İlk duruşmada mahkemenin on kişi sınırı koyduğunu ve gazeteciler başta birçok kişinin salona giremediğini söyleyen Öztürk, duruşmadan çıkınca insanların merak ettiğini ve nasıl geçtiğini sorduğunu aktardı. "Nasıl geçtiğini anlatırken engel olmaya çalıştılar. Mümkün oldukça sesimi duyurmaya çalıştım" diyen Öztürk, ilk duruşmada hakkında ceza istenerek işkencenin savunulduğunun altını çizdi.

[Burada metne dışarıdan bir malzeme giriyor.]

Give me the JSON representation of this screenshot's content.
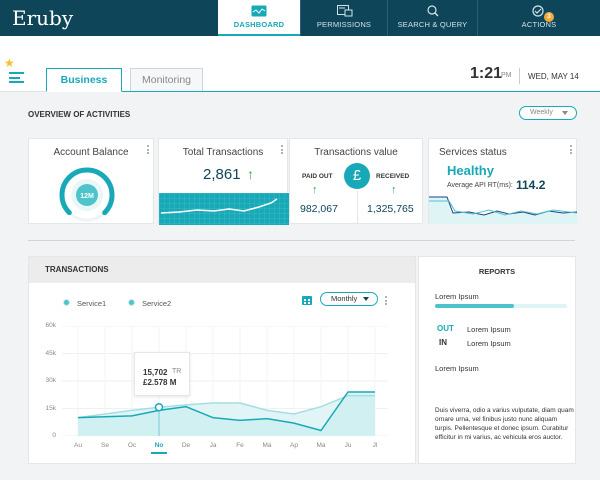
{
  "app": {
    "title": "Eruby"
  },
  "nav": [
    {
      "label": "DASHBOARD",
      "icon": "dashboard-icon",
      "active": true
    },
    {
      "label": "PERMISSIONS",
      "icon": "permissions-icon"
    },
    {
      "label": "SEARCH & QUERY",
      "icon": "search-icon"
    },
    {
      "label": "ACTIONS",
      "icon": "actions-icon",
      "badge": "3"
    }
  ],
  "tabs": [
    {
      "label": "Business",
      "active": true
    },
    {
      "label": "Monitoring"
    }
  ],
  "clock": {
    "time": "1:21",
    "ampm": "PM",
    "date": "WED, MAY 14"
  },
  "overview": {
    "title": "OVERVIEW OF ACTIVITIES",
    "period": "Weekly",
    "account_balance": {
      "title": "Account Balance",
      "value": "12M",
      "level": 0.75
    },
    "total_transactions": {
      "title": "Total Transactions",
      "value": "2,861",
      "trend": "↑"
    },
    "transactions_value": {
      "title": "Transactions value",
      "currency": "£",
      "paid_out_label": "PAID OUT",
      "paid_out_value": "982,067",
      "received_label": "RECEIVED",
      "received_value": "1,325,765",
      "arrow": "↑"
    },
    "services_status": {
      "title": "Services status",
      "status": "Healthy",
      "metric_label": "Average API RT(ms):",
      "metric_value": "114.2"
    }
  },
  "transactions_panel": {
    "title": "TRANSACTIONS",
    "period": "Monthly",
    "calendar_icon": "calendar-icon"
  },
  "chart_data": {
    "type": "area",
    "x": [
      "Au",
      "Se",
      "Oc",
      "No",
      "De",
      "Ja",
      "Fe",
      "Ma",
      "Ap",
      "Ma",
      "Ju",
      "Jl"
    ],
    "selected": "No",
    "ylim": [
      0,
      60000
    ],
    "yticks": [
      "0",
      "15k",
      "30k",
      "45k",
      "60k"
    ],
    "series": [
      {
        "name": "Service1",
        "values": [
          10000,
          10500,
          11000,
          14000,
          16000,
          10000,
          8500,
          9500,
          7000,
          3000,
          24000,
          24000
        ]
      },
      {
        "name": "Service2",
        "values": [
          10000,
          12000,
          14000,
          15702,
          17000,
          18000,
          18000,
          14000,
          12000,
          16000,
          22000,
          22000
        ]
      }
    ],
    "tooltip": {
      "line1": "15,702",
      "line1_unit": "TR",
      "line2": "£2.578 M"
    }
  },
  "reports": {
    "title": "REPORTS",
    "item1": "Lorem Ipsum",
    "bar_progress": 0.6,
    "out_label": "OUT",
    "out_text": "Lorem Ipsum",
    "in_label": "IN",
    "in_text": "Lorem Ipsum",
    "item2": "Lorem Ipsum",
    "description": "Duis viverra, odio a varius vulputate, diam quam ornare urna, vel finibus justo nunc aliquam turpis. Pellentesque et donec ipsum. Curabitur efficitur in mi varius, ac vehicula eros auctor."
  },
  "colors": {
    "nav_bg": "#0f4559",
    "accent": "#18a9b8",
    "badge": "#f2a93b",
    "chart_fill": "#dff4f5"
  }
}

'YAŞADIKLARIMLA BAŞKALARINA MESAJ VERMEK İSTİYORLAR'
2. duruşmada karar çıkmasını beklediklerini dile getiren Öztürk, şu ifadelerle devam etti: "Yarınki duruşmada yan yana olmak şu bakımdan önemli. İşkence artık rutine döndü, ülkemizde işkenceye maruz kalmayan kimse kalmadı; gazeteciler, kayıp yakınları, milletvekilleri, gençler. Son birkaç haftadır her gün devrimcilere dönük operasyon düzenleniyor, işkencede burnu, kafası kırılan oluyor. İşkence başta devrimcilere yapılıyor evet ama şu an bütün halka gözdağı verilmek isteniyor. Bana açılan davayla da bunu yapmak istiyorlar. Yaşadıklarımla başkasına 'senin de başına gelir' diye mesaj vermek istiyorlar. Bu korkunun yaratılmak istenmesine karşı, susmamak için birlikte olmalıyız. İşkence gerçekten insanlık suçu ve kabul edilemez. İşkenceyi anlatanlar değil işkenceciler yargılansın, gizli işkence merkezleri açıklansın demek için yarın orada olmalıyız."

'İŞKENCEYE KARŞI MÜCADELEM SÜRECEK'
İlk duruşmada yanında olanlara teşekkür eden Öztürk, önünde sonunda mutlaka gerçekler ortaya çıkacak. İşkence karşı ve işkence merkezlerinin açıklanması için mücadele sürecek" dedi.